ACPI/DSDT investigation (2026-07-11):
I dumped and decompiled the full ACPI tables (acpidump → acpixtract → iasl -d, DSDT + 28 SSDTs) specifically looking for any fan-control ACPI object I could invoke manually (e.g., via acpi_call) to force the EC to reapply the fan curve after resume, as a workaround. Findings:
- No standard ACPI fan-control objects (FIF/FPS/_FST) exist anywhere in the tables.
- The THERMAL0 SSDT only exposes a ThermalZone (TZ01) used for CPU passive-cooling/throttling policy (TMP/PSL/_CRT), not physical fan speed control.
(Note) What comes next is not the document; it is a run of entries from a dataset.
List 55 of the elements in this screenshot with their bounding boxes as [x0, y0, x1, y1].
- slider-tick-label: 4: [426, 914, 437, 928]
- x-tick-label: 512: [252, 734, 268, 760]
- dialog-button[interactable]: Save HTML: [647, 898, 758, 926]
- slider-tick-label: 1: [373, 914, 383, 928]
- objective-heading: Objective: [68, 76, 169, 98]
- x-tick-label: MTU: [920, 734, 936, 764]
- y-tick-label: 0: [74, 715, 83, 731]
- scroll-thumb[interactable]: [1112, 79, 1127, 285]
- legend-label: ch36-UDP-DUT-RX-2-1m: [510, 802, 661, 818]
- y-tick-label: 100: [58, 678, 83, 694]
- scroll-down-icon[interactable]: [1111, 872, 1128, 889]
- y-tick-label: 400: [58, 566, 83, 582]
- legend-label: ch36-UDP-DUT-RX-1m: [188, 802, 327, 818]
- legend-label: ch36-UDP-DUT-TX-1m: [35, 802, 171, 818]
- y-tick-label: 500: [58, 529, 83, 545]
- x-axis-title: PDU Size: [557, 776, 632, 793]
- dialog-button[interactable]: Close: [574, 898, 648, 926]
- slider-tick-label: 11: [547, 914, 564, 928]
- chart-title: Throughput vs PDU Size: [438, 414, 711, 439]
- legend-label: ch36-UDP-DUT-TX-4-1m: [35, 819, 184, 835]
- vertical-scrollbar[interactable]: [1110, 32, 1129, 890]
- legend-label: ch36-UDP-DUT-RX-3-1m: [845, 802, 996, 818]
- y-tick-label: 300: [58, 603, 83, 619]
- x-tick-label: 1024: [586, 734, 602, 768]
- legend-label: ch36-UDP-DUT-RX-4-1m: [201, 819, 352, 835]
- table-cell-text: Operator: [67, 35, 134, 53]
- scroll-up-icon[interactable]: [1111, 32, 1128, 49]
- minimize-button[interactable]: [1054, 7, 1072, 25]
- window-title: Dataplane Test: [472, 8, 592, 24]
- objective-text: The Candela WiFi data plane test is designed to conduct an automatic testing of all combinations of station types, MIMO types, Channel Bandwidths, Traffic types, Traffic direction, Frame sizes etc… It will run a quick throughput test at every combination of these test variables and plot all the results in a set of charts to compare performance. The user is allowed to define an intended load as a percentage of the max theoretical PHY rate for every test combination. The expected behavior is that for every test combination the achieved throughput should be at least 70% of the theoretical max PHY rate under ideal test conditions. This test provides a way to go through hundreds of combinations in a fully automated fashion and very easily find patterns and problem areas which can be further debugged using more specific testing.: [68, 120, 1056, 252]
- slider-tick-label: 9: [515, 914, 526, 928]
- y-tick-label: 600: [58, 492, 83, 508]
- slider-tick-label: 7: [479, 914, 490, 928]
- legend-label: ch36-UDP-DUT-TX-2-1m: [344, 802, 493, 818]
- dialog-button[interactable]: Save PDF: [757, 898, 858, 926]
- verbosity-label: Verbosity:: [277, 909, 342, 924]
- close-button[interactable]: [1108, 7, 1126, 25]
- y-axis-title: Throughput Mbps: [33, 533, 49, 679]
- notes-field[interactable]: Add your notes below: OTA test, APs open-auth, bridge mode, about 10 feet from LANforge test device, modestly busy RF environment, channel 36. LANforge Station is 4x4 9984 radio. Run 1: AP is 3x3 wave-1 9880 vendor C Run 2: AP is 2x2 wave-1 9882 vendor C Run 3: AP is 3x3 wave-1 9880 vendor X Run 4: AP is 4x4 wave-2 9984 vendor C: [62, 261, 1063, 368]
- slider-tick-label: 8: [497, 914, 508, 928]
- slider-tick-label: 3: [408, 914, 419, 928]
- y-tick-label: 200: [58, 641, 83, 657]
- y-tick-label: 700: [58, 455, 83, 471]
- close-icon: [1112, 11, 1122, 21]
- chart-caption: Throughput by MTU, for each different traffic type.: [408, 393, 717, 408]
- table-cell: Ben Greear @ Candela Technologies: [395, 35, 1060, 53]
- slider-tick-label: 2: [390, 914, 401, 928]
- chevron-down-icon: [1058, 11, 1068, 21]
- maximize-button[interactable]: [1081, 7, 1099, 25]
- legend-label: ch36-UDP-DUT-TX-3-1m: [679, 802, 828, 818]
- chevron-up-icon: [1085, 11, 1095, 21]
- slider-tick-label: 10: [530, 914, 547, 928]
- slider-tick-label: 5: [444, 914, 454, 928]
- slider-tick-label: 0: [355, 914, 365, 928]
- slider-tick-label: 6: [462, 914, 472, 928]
- The only EC register exposed to ACPI (OperationRegion (ECRM, EmbeddedControl, Zero, 0xFF)) names a single byte at offset 0xCC (PBCN, appears power-button related) — the rest of the 256-byte EC address space is completely unnamed/unexposed to ACPI.
- No _Qxx (EC Query) method in the DSDT references fan/PWM in any way.
Conclusion: there is no software-side hook (ACPI, kernel, or otherwise) available to work around this — fan control after resume is entirely governed by closed EC firmware logic that simply fails to reapply the configured fan curve on wake. This can only be fixed in an EC firmware update.
Ask: could you confirm whether this is a known issue being tracked for T408 (or a future EC revision), and whether there’s an ETA for a fix? Happy to provide further diagnostics (dmesg, ACPI dumps, etc.) if useful for your firmware team.